Lavorare in Pronto Soccorso? A Como molti preferiscono evitare e così il 60% delle borse non viene assegnato

SanitàSono pochissimi i neolaureati disposti a lavorare nel settore dell’emergenza-urgenza: «I nuovi medici scelgono soltanto le carriere più allettanti e le posizioni meglio retribuite»

Lavorare in Pronto Soccorso? A Como molti preferiscono evitare e così il 60% delle borse non viene assegnato

Nessuno vuole fare il medico in Pronto soccorso.

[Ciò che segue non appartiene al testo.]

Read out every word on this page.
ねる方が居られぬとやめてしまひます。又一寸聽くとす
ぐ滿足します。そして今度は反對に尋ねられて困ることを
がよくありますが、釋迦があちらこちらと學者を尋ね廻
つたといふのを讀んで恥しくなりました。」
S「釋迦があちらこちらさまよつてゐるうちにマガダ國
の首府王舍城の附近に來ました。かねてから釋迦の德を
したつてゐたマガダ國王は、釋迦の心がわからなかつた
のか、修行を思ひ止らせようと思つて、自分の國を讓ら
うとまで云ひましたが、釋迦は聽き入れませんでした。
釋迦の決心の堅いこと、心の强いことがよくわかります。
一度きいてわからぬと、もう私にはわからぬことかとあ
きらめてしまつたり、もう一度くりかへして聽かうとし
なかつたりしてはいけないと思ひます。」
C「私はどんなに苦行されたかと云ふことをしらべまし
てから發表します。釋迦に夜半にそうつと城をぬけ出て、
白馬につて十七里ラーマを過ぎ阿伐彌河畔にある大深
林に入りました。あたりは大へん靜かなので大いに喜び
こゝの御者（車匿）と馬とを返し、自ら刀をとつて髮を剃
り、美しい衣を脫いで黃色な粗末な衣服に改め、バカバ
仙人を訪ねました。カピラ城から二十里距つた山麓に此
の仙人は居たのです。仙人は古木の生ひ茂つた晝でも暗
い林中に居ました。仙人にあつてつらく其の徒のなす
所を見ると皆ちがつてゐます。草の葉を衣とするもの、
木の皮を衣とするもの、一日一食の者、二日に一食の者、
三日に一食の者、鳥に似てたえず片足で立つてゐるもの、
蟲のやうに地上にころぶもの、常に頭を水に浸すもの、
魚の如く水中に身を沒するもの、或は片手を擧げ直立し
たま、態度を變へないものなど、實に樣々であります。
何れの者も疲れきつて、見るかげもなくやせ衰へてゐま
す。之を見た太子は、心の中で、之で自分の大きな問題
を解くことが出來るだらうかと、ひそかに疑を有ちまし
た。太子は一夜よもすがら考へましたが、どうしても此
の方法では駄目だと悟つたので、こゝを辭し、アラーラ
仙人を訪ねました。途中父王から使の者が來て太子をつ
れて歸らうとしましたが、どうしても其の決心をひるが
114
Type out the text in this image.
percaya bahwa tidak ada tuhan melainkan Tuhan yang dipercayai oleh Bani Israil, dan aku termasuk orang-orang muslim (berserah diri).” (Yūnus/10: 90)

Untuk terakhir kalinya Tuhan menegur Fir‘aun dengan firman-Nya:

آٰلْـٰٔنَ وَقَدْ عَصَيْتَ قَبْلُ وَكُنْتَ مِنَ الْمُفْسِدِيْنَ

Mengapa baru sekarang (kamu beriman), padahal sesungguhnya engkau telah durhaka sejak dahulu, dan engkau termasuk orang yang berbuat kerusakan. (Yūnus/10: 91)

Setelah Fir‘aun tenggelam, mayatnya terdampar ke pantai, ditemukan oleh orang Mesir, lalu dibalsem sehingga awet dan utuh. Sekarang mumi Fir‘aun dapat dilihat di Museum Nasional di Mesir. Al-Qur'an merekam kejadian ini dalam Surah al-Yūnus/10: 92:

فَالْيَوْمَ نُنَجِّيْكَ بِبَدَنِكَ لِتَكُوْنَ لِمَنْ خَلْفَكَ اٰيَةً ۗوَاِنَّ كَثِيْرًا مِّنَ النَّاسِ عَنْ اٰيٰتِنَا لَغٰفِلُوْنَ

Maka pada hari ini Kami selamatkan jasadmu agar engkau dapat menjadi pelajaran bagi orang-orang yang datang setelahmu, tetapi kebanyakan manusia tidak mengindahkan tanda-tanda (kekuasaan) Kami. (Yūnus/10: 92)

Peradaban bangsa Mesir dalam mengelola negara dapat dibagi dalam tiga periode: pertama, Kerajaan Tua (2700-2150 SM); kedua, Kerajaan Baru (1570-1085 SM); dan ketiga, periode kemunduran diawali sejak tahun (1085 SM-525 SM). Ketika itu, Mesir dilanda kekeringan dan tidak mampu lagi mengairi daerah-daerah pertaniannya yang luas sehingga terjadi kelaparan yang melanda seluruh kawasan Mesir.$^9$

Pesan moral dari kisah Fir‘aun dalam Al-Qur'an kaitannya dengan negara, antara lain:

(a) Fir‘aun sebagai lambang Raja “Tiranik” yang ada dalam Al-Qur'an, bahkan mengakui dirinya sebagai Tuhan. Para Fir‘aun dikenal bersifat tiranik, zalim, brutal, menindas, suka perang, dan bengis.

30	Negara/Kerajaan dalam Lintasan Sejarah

Il 60% delle borse bandite quest’anno per la medicina d’emergenza urgenza non sono state assegnate in mancanza di candidati. Ci sono specialità molto ambite, come l’oculistica o la cardiologia che fanno incetta di novelli medici, mentre altre sono in sofferenza, il 23% dei banchi della classe di anestesia e rianimazione sono rimasti vuoti. Per corsi come medicina di comunità e delle cure primarie è un’ecatombe, il 78% dei posti è andato deserto, in generale il settore della sanità soffre la mancanza di un ricambio generazionale.

Un corto circuito

«Fino a qualche anno fa la formazione in medicina si scontrava contro un imbuto - commenta Michele Nicoletti , segretario di Federspecializzandi –. I giovani medici accettavano qualsiasi posizione pur di non restare anni in attesa senza svolgere davvero la professione. Adesso i posti offerti sono talmente tanti che possiamo permetterci di scegliere. Ed è ovvio che l’orientamento si sposta verso le posizioni più agevoli e meglio retribuite. L’oculistica si satura subito perché il privato paga bene. Mentre fare i turni in Pronto soccorso è certo meno allettante. Questo corto circuito è destinato a scoppiare. Il legislatore deve rendere più attrattive le mansioni più faticose e meno ambite». I cosiddetti “camici grigi” non ci sono quasi più. Prima i neolaureati dovevano sostenere anni di prova sperando di rientrare nelle graduatorie, oggi già il giorno dopo la discussione della tesi vengono cercati per iniziare a visitare.